On 1st November 2021 we wrote to clients “The Prime Minister’s Office announced the appointment of Lieutenant General Nadeem Anjum as the new chief of the Inter-Services Intelligence (ISI)… The appointment comes after nearly three weeks of an alleged standoff between the military and the government over the appointment of Pakistan’s new spymaster. The army had announced on 6th October that the former ISI chief, Lt Gen Faiz Hameed, had been made the Peshawar corps commander, while Lt Gen Anjum was appointed in his place. But the Prime Minister’s Office (PMO) had not since issued an official announcement of Lt Gen Anjum’s appointment, leading to rumours of strains in civil-military relations. After days of speculations, on 12th October, Information Minister Fawad Chaudhry had said that the authority to appoint the ISI chief lay with the prime minister, and that the set procedure would be followed for the purpose.”
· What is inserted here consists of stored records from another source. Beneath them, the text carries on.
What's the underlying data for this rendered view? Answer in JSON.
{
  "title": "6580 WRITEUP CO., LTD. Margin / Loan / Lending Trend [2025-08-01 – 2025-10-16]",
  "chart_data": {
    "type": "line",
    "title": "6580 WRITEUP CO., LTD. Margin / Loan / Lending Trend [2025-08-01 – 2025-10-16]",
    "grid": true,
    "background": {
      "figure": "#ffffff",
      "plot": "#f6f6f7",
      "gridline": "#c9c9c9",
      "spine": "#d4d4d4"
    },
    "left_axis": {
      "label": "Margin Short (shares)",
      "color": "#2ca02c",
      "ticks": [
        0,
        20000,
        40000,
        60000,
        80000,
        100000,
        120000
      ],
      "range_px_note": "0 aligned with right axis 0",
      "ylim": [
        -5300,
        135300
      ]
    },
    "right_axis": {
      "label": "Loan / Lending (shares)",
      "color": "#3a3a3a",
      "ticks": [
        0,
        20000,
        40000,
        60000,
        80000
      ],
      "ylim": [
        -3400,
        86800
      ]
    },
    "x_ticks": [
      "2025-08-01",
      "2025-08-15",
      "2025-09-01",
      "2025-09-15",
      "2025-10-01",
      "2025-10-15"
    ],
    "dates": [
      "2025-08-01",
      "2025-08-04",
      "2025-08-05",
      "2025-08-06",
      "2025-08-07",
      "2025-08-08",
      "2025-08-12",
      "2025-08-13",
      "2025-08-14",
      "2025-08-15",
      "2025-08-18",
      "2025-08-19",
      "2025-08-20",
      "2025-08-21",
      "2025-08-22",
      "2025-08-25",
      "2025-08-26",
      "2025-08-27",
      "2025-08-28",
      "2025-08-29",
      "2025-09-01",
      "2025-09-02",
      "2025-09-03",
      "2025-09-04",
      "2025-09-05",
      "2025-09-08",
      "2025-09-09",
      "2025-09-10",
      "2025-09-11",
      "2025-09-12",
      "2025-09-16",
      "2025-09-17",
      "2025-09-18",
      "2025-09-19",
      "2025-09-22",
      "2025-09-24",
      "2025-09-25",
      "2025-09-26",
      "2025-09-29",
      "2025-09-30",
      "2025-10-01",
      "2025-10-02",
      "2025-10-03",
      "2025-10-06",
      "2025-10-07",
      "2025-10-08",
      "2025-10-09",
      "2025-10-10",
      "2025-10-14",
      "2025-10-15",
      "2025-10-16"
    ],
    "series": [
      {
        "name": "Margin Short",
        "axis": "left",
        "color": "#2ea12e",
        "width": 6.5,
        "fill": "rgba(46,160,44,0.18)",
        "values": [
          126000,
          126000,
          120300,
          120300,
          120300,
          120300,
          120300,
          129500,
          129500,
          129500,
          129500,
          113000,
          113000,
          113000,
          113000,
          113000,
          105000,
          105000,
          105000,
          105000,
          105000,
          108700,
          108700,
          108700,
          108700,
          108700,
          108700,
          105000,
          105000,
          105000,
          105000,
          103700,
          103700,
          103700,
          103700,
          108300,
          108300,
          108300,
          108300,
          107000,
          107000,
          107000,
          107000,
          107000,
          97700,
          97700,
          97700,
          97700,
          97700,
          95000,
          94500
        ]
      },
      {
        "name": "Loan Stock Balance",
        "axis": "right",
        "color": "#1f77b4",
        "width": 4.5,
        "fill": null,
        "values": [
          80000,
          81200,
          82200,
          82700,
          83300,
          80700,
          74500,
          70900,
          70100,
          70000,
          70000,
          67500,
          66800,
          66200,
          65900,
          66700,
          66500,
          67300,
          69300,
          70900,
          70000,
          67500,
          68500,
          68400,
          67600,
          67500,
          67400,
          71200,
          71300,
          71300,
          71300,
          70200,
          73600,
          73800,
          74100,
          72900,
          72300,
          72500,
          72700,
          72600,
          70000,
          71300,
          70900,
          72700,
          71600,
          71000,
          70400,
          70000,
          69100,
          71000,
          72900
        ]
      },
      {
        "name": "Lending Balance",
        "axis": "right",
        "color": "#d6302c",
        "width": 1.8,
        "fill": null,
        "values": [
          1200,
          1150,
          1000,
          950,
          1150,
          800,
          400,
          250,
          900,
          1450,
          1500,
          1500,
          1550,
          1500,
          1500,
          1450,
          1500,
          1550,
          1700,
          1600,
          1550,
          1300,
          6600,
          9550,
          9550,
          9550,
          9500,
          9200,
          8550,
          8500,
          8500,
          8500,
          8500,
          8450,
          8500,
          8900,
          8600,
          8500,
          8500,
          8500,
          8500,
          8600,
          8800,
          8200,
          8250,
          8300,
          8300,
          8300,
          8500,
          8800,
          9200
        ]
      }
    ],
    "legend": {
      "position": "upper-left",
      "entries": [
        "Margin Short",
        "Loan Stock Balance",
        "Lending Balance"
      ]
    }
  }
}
On 1st December we expanded on the deteriorating civil-military relationship. “Cracks are appearing. Elsewhere in the world this might not be an issue, but in Pakistan, this is a real concern… for PM Khan and the Pakistan Tehreek-e-Insaf [PTI – Khan’s political party], less so the military. The first crack appeared in September/October over the appointment of Lt Gen Nadeem Anjum as DG ISI. Now, with the TTP ceasefire… and impending Afghan Taliban-mediated negotiations, further cracks fragment the relationship. PM Khan, even before coming to power, advocated for negotiation with the TTP as the only solution to bring peace to Pakistan (and we are inclined to agree), but the Armed Forces oppose this and term it as unjust for the families of those martyrs that sacrificed their lives in the line of duty combatting terrorism… There may well be some martyr/ family focussed sentiment within the Army’s ranks but, more crucially, to the military mind the TTP are on the backfoot, their ability to strike from sanctuary across the border disappeared, and now is the time to crush them whilst their backs are to the wall of the Afghan border… Yet, the question of whether or not military action or dialogue are Pakistan’s best solution to the TTP problem is not the issue here, for neither can be achieved effectively if the civil-military relationship does not return to the health that we have witnessed for the majority of PM Khan and COAS Bajwa’s tenures. Don’t watch the TTP negotiations – watch Khan and Bajwa.”
On 4th January 2022 we explained that “The PTI suffered a humiliating defeat in the first phase of local elections in Khyber Pakhtunkhwa (KP) province.
KP is a traditional stronghold of the PTI and its defeat there has raised questions about the party’s prospects nationwide. Speculation is rife that this is the product of the PTI’s/Khan’s recent loss of the military’s support… if there is one thing that Mr Khan must do to ensure the PTI’ssuccess in future elections it is to renew and nurture his relations with COAS Bajwa et al.”
Pakistani opposition parties sensed blood in the water and on 3rd April 2022 Imran Khan was ousted from the position of Prime Minister via a vote of no confidence. In the months that followed he fought back, railing against both the opposition and against the military, even surviving an attempted assassination at one point. As we told clients on 1st April, just before Khan’s ouster, “Khan it seems, is yet another victim of the salient feature of Pakistani politics… the centrality and cruciality of maintaining the favour of the true holders of the reins of power in Pakistan… the military. The signs were there during the spat over whom should announce the appointment of the new DG ISI, and were evident again during the ceasefire and negotiations with the Pakistani Taliban, and at the time we commented that PM Khan must work hard to repair his relations with the military… or else.”
On 1st November 2023, we said, “Khan was arrested once again in October… He has [already] been found guilty in one corruption case. His sentence was 3 years in jail… his conviction now disqualifies him from seeking office.” We noted that Khan’s Pakistan Tehreek-e-Insaf party “is in pieces after having been effectively dismantled by the government and security forces.” We also said, “Pakistan’s political landscape is ever shifting but always within the same triangulated map points; Democracy, Theocracy, and Military Autocracy… Pakistan remains on the brink of bankruptcy both economically and electorally.”
Fast forward to polling day and mobile and internet services were shut down. Khan’s now banned political party candidates won the biggest number of seats but, as many were forced to run as independents, they could not form a government. Instead, Nawaz Sharif claimed victory but admitted that his party did not have the majority to form a government and was looking for coalition partners. Without Khan, the new parliament and government have little legitimacy and another vote will be required in the not-too-distant future to ensure a stronger more stable government. A split national assembly and weak government will play into the military’s hands. And just as we predicted, the country remains a militarily controlled state.